O estilista costuma desenvolver um projeto por ano ligado a artesanato, e na coleção verão 2016 foi buscar na Penha de João Pessoa (PB) o diferencial de tramas e acessórios delicados, feitos de escamas de camurupim tricotadas com fios de cobre, inox, ouro, prata e linha de pesca. De quebra, botou 30 artesãs na passarela, caracterizadas com rabos de sereia e os seios de fora, uma divertida transgressão para um grupo com idades entre 18 e 85 anos.

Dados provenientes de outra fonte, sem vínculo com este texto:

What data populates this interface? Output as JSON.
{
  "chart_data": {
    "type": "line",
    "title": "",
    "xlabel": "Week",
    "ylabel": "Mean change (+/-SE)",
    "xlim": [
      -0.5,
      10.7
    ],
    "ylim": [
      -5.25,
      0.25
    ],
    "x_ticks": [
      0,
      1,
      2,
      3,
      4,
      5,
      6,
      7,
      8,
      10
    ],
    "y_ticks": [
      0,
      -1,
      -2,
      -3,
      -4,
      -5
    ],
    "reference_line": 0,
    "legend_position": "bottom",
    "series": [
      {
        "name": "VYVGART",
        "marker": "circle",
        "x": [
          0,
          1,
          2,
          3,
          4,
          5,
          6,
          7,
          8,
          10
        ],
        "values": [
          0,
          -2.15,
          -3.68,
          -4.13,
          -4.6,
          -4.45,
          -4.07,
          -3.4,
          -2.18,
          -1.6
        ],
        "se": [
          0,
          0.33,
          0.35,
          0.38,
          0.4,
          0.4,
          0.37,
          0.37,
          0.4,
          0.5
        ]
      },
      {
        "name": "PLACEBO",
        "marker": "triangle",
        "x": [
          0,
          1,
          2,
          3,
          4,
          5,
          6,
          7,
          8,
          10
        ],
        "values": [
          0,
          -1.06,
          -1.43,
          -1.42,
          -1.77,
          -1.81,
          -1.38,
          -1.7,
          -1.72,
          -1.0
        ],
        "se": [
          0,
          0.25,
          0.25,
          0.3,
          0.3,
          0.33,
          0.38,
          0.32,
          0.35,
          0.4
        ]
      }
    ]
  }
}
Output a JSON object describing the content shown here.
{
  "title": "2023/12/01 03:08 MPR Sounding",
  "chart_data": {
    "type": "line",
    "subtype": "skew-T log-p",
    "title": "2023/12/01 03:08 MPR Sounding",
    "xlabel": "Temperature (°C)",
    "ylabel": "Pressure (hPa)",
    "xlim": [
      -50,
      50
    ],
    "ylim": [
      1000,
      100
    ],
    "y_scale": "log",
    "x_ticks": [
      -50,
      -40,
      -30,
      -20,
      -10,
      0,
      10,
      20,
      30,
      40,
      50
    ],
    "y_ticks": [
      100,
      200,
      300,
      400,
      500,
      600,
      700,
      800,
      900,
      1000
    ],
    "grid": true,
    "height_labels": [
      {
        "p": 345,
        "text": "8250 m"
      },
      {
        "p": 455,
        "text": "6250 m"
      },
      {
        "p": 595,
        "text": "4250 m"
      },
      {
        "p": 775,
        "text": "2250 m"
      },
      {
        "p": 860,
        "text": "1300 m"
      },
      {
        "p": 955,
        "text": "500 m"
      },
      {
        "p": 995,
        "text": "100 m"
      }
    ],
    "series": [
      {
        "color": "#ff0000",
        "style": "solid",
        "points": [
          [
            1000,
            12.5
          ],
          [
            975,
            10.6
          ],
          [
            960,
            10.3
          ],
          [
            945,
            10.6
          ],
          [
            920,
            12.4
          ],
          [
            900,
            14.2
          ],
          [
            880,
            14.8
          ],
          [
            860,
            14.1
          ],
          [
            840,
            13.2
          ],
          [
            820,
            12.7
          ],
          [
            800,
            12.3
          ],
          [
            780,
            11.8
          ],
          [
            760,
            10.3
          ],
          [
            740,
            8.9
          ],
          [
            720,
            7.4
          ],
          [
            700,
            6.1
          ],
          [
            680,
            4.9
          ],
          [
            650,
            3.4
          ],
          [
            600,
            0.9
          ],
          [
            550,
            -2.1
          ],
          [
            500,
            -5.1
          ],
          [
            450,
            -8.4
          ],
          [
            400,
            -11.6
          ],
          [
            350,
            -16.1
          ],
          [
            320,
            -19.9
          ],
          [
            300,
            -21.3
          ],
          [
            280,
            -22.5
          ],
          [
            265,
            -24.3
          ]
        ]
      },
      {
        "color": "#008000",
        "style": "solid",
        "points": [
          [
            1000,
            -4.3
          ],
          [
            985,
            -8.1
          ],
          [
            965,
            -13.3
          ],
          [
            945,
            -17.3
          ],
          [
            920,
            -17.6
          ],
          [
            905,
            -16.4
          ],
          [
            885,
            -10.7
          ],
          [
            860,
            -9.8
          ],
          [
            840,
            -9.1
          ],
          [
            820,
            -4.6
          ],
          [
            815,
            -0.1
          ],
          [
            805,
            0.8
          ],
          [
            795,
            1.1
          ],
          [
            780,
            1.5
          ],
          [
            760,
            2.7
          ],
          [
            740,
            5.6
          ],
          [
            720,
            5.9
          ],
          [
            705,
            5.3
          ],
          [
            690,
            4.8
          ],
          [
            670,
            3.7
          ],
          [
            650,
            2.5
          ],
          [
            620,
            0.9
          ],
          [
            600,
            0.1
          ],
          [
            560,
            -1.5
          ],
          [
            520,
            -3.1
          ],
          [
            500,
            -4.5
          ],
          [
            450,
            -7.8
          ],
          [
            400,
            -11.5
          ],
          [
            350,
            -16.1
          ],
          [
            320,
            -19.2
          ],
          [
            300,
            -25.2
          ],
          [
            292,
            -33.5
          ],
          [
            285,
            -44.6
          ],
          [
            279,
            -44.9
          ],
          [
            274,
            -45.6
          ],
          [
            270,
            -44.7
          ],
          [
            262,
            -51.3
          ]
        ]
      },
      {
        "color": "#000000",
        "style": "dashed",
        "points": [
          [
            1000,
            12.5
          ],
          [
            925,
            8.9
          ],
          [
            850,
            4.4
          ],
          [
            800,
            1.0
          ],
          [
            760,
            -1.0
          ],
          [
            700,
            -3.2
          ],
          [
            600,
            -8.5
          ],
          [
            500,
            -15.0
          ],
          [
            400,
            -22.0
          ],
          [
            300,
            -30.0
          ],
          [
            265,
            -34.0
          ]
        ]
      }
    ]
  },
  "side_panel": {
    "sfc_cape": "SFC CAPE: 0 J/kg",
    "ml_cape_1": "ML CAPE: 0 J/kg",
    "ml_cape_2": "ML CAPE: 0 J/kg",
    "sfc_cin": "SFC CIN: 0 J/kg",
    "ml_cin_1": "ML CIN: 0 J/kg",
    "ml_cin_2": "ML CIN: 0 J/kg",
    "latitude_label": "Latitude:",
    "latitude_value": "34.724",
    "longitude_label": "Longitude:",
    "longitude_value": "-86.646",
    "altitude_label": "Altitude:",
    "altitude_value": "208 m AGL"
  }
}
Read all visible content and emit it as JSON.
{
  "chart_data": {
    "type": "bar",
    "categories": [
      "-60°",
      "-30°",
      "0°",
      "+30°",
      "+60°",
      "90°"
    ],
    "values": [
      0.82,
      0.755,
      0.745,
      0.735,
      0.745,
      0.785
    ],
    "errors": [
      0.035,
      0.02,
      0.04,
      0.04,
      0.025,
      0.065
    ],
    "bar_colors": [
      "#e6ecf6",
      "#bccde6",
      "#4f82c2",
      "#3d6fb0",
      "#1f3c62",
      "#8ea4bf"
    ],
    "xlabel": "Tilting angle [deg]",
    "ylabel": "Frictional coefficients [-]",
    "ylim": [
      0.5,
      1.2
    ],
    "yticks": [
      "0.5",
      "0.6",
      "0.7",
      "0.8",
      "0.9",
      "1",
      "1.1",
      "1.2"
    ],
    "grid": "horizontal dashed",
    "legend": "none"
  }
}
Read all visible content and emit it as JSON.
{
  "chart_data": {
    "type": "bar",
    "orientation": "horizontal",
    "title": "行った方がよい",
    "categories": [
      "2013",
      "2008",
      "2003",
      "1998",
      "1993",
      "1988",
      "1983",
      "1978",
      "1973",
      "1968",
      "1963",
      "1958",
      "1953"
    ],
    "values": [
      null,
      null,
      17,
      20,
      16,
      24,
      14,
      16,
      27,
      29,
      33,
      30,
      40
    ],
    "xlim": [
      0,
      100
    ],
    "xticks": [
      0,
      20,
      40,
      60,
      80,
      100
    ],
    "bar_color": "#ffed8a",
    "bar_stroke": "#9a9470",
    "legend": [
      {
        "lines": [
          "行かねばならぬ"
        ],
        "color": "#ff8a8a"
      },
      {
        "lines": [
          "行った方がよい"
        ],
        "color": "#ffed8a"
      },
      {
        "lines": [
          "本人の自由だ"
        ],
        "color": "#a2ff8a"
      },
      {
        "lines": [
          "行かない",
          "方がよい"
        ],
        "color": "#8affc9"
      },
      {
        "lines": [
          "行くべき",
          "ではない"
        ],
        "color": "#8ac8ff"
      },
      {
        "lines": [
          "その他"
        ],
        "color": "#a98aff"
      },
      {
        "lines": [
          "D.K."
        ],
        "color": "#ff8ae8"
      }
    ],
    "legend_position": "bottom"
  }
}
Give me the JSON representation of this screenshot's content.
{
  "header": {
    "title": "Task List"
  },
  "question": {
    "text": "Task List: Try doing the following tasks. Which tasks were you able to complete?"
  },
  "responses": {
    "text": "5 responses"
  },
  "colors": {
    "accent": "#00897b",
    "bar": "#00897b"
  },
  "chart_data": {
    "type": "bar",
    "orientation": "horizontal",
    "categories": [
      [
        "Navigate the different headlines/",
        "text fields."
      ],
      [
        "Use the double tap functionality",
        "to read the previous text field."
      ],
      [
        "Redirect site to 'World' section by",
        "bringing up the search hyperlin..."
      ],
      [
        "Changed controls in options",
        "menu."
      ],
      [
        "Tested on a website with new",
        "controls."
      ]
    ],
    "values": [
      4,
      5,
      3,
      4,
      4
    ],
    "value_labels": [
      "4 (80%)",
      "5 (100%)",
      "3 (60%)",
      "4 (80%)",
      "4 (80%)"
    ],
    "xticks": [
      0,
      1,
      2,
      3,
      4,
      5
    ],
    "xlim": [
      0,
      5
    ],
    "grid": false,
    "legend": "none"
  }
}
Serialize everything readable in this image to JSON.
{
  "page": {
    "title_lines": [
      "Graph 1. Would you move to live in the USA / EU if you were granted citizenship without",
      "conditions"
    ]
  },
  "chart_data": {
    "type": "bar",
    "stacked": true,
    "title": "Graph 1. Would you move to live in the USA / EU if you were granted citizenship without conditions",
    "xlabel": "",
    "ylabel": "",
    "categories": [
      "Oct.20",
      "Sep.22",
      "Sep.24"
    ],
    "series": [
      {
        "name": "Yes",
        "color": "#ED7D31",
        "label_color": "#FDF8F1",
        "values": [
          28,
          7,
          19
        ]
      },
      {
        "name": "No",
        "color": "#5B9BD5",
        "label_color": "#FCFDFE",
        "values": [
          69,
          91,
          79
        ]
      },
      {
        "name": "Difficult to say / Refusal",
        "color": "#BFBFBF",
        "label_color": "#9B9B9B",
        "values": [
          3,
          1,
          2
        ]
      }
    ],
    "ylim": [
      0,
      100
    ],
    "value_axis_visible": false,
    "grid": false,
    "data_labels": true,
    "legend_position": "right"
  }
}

“Quando descobrimos que íamos todas para a SPFW, ficamos naquela excitação. Tinha mulher no grupo que nunca tinha viajado de avião. Chegamos lá como anônimas e, depois do desfile, todo mundo veio cumprimentar e dizer que nossas peças são lindas. Foi uma emoção muito grande. Ronaldo Fraga nos emprestou seu nome e confiou no nosso trabalho, sem ele não teríamos o mesmo reconhecimento”, diz Joseane Izidro, 32, que segue na cooperativa, batizada pelo estilista de Sereias da Penha. O projeto surgiu pela iniciativa do Instituto Federal de Educação da Paraíba (IFPB), Prefeitura Municipal de João Pessoa e Sebrae-PB como uma série de oficinas de capacitação para mulheres da região e, sob a direção artística de Fraga, deu tão certo que hoje se sustenta com a venda dos produtos. “Temos a loja física e vendemos via internet para todo o País (pelo site www.sereiasdapenha.wordpress.com), mas estamos em processo de desenvolvimento de nossa loja virtual”, conta Izidro.